American software programmer (born 1967)

Thomas Bushnell (born December 13, 1967), formerly known as Michael Bushnell, is a software developer and Gregorian friar. He was the founder and principal architect of GNU's official kernel project, the GNU Hurd. Bushnell was Hurd's official maintainer from its instigation until November 2003. Bushnell was previously a Debian developer, and was employed by Google LLC from July 2010 until the January 2024 layoffs. He is a member of Saint Mark's Episcopal Church in Glendale, California.

==Early life and education==
Bushnell was born on December 13, 1967, in Albuquerque, New Mexico.

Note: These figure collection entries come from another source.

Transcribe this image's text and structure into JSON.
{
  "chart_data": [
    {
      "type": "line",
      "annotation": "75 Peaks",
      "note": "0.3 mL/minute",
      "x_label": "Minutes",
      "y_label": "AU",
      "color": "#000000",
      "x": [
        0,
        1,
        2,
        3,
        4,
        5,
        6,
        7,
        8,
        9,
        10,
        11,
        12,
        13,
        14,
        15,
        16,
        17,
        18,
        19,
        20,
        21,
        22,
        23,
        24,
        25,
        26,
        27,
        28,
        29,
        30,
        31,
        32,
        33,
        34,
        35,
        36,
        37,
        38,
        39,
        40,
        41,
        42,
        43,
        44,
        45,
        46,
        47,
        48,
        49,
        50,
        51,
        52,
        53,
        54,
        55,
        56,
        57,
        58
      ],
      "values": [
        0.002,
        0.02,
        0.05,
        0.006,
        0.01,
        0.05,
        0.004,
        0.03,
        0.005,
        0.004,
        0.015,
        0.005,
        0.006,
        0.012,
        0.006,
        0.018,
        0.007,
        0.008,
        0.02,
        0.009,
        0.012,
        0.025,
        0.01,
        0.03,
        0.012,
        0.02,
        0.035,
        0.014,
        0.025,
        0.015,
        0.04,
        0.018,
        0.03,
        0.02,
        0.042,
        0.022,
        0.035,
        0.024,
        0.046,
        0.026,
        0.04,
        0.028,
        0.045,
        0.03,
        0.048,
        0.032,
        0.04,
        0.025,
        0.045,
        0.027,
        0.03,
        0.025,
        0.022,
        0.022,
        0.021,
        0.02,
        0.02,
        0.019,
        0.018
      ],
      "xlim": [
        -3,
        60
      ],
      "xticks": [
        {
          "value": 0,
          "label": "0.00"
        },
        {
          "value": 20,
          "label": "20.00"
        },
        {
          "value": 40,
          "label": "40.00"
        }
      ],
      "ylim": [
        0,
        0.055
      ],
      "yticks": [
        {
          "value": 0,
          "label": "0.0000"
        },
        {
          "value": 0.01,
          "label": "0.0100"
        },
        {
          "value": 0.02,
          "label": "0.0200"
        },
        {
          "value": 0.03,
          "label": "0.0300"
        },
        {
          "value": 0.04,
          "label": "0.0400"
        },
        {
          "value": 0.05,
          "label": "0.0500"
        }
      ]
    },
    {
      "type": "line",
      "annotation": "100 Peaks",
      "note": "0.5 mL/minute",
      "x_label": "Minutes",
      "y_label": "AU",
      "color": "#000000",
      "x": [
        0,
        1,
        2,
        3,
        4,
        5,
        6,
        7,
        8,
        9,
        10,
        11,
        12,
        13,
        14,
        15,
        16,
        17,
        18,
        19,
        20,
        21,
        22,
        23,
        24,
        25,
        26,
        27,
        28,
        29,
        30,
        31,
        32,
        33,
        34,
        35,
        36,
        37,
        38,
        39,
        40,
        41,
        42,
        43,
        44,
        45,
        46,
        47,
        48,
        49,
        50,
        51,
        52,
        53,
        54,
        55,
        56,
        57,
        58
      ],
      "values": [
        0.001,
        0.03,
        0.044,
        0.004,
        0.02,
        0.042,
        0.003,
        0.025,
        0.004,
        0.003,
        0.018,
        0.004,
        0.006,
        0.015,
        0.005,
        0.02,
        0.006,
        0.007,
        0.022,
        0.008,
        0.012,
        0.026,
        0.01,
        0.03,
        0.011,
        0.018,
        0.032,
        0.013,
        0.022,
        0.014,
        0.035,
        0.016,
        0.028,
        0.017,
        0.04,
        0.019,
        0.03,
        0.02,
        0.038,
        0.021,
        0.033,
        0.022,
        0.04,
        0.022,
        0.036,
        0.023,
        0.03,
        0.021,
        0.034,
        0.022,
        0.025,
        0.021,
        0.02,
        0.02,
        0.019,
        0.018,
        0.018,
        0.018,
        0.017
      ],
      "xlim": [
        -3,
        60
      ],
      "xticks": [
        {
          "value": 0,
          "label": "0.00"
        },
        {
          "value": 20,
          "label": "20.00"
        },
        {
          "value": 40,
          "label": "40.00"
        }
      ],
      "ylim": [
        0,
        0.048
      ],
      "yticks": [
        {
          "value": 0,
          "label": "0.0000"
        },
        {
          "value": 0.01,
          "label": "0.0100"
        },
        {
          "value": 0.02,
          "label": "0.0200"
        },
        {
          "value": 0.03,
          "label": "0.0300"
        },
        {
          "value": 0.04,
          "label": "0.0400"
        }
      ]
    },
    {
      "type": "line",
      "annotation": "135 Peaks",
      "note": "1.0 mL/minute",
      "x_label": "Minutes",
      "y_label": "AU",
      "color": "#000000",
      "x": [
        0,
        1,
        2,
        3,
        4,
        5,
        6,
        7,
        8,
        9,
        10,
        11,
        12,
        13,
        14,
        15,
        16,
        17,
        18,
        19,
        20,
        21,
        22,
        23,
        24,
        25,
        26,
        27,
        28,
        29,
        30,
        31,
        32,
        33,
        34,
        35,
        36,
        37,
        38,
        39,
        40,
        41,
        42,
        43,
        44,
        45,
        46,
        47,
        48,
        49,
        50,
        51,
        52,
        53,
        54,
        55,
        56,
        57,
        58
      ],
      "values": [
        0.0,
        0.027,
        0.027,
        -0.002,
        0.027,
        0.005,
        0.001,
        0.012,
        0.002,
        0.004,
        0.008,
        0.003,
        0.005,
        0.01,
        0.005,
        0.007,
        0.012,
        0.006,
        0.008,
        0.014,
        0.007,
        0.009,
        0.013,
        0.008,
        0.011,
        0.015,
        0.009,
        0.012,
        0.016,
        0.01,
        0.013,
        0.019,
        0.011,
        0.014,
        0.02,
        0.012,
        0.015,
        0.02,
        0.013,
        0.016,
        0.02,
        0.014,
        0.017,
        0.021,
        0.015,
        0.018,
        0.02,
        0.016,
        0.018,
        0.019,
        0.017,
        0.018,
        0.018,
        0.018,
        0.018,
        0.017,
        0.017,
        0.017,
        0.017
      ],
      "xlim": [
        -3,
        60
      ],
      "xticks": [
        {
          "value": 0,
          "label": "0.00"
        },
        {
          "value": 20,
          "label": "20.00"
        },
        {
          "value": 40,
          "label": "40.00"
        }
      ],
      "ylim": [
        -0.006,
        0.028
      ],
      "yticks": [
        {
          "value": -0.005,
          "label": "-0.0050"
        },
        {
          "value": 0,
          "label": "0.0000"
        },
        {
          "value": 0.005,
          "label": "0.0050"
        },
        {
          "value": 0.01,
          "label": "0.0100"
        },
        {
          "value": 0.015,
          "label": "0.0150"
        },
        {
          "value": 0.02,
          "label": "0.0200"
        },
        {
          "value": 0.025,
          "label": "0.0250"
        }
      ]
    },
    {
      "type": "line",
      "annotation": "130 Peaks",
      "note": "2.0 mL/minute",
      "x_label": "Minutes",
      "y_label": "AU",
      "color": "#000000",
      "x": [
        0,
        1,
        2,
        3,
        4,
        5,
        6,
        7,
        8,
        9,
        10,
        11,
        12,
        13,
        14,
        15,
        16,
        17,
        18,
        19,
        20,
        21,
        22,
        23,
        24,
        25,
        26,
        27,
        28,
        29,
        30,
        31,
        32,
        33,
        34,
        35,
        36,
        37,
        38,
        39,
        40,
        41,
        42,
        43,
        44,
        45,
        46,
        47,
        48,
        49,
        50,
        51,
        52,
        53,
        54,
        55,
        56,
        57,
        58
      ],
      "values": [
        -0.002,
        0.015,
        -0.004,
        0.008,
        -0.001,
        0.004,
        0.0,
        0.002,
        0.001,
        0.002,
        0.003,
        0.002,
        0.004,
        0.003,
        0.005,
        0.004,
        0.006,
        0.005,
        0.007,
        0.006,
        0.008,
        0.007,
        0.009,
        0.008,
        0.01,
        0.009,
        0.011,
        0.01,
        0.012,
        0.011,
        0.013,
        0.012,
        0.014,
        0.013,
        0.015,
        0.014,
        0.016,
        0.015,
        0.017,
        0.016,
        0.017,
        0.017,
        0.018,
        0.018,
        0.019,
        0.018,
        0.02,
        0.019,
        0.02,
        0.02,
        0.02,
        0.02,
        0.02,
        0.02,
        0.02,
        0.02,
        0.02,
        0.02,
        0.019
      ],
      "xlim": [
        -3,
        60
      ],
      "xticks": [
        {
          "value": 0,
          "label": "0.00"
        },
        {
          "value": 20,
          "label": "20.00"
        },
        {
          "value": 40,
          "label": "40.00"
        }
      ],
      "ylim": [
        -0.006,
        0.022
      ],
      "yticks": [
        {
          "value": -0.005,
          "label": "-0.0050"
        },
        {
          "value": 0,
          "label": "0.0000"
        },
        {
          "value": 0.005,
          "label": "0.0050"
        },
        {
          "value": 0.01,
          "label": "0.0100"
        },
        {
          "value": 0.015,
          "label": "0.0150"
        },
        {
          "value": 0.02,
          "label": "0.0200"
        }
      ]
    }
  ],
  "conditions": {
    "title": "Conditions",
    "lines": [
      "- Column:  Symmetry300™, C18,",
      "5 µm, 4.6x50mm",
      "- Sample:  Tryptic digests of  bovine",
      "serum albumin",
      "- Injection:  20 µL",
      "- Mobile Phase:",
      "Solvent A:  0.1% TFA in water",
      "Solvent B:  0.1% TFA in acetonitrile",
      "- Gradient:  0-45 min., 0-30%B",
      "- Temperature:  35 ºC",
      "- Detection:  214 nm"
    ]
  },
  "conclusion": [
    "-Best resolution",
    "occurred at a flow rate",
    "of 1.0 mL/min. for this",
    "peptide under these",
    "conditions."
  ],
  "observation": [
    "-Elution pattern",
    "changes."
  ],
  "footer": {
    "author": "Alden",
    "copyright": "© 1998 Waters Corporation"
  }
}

Bushnell attended Carnegie Mellon University for one year in 1985–1986, and then almost two years at the University of New Mexico. Later on, he eventually graduated 1999 summa cum laude from the University of Massachusetts Boston with Bachelor's degrees in philosophy and classics. In 2007 he completed his PhD at the University of California, Irvine under supervisor Professor Bonnie Kent, with his dissertation titled Peter Abelard's Conception of the Good.

==Software development==
===GNU Hurd===

The GNU Hurd kernel was launched in 1990 and Bushnell was the lead developer. This kernel was to be one of the last free software components needed to complete the GNU operating system. The project was experiencing delays however for various reasons, one of them being that Bushnell "several times redesigned and rewrote large parts of the code based on what he had learned, rather than trying to make the Hurd run as soon as possible", according to Richard Stallman. Stallman stated that "it was good design practice, but it wasn’t the right practice for our goal: to get something working ASAP".

Bushnell was Hurd's official maintainer from its instigation until November 2003, when he posted to the GNU project's discussion mailing list saying that he had been dismissed by Stallman for criticizing the GNU Free Documentation License. Stallman said the dismissal was because Bushnell had been inactive since 2001 and wasn't responding to mail.

===Goobuntu===
Bushnell previously worked on Goobuntu, a Linux distribution based on Ubuntu created by Google.

==Comments on Stallman==
Following Richard Stallman's resignation as president of the Free Software Foundation and his guest position at MIT, Bushnell wrote on Medium that although he felt sympathy for Stallman, he believed it was good for the free software community that he had stepped down.